Service Management is real

As I mentioned in an earlier blog, the Y2K spending overhang drove new attitudes to transparency and justification. This led to new techniques (or rather new adoption of established techniques) for business alignment: service management.

Post-Y2K, organisations are demanding greater maturity from their IT departments – they want to see them run like a business, and they want to see disciplines and formalisms as if it were engineering . The current thinking in response to this can broadly be labelled as Service Management, which represents a real paradigm shift (a much-abused term that is used correctly here).

This is part of a much larger philosophical shift in society that we cannot cover here: from a product-centric industrial age to a service-centric information age. See Peter Drucker and Alvin Toffler for the broader social implications, and John Zachman for the implications for computing. This shift takes a generation or more and is in progress now (the end of the 20th Century and the start of the 21st).

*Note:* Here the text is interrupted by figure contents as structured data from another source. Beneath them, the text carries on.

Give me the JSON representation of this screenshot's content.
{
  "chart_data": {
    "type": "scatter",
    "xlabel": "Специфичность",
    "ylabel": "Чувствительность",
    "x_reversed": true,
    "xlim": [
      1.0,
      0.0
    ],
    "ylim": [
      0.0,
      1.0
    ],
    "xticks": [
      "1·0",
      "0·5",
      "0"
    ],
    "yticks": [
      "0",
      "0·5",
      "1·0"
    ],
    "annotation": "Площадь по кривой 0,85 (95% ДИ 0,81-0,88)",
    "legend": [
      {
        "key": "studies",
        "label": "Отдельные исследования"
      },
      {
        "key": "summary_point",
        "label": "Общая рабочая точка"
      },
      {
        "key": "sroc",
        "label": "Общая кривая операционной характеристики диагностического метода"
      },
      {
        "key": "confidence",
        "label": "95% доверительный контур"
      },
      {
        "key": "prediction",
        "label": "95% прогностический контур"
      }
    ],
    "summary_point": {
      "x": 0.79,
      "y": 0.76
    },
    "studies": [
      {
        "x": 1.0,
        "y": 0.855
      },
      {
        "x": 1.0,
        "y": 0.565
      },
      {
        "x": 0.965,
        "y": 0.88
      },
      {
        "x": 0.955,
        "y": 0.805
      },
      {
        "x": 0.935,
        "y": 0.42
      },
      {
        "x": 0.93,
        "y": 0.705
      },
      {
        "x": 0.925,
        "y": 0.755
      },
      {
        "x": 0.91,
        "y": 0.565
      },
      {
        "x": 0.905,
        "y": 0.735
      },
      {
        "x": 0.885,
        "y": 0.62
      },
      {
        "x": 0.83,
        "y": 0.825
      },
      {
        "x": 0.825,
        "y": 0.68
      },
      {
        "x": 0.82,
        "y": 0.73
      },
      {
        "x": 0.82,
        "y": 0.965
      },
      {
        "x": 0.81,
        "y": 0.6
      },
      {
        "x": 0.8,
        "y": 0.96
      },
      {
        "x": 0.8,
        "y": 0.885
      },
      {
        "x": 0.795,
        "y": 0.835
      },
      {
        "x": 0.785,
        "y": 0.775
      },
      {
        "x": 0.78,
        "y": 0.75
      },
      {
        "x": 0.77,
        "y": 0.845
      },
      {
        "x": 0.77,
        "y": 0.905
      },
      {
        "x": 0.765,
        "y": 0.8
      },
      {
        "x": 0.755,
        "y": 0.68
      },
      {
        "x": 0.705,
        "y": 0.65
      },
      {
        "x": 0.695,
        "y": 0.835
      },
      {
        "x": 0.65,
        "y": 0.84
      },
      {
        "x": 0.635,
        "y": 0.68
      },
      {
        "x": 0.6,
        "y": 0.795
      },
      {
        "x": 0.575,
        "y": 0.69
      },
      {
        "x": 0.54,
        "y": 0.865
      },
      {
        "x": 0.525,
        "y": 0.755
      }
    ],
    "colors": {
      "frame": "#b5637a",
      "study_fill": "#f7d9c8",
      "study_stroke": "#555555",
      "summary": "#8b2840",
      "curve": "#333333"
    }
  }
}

The shift caused by Service Management is to base all IT planning and management on the business and the IT services it needs, i.e. to the users of the services, instead of starting from underlying technology, from the stuff we have to build services with. This is a “customer centric” approach, which is very much in vogue in areas other than Service Management as well as part of the rise of the Information Age.

Service Management applies the TQM concepts of customer-defined quality, continuous improvement, and measurement-based management. Services are defined in the terms of the people who use them. So are the levels at which the services are to be delivered. The starting points are the strategy and goals of the business, and how computing needs to support them. Services and service levels are agreed formally with the customers (those who pay for them).

Processes and roles are structured around these services, not around the technology. For example: problem, change, availability, service levels; not servers, networks, applications, desktop. Suppliers’ contracts must support the service level agreements.

The technology comes last: what is required to fulfil the services now and in the forecasted future. If it doesn’t make sense in terms of services and processes, we don’t need it.

The focus is on maintaining and continuously improving quality of service. Service levels are measured. Processes are refined to improve them. This is an example of how ideas from the manufacturing industries have been showing up in the service industries as we move from the Industrial Age to the Information Age.

Service Management has respectable antecedents, a good body of practical experience and good alignment with the macro-level trends in society. It’s real. But that doesn’t automatically mean we should all rush out and do ITIL.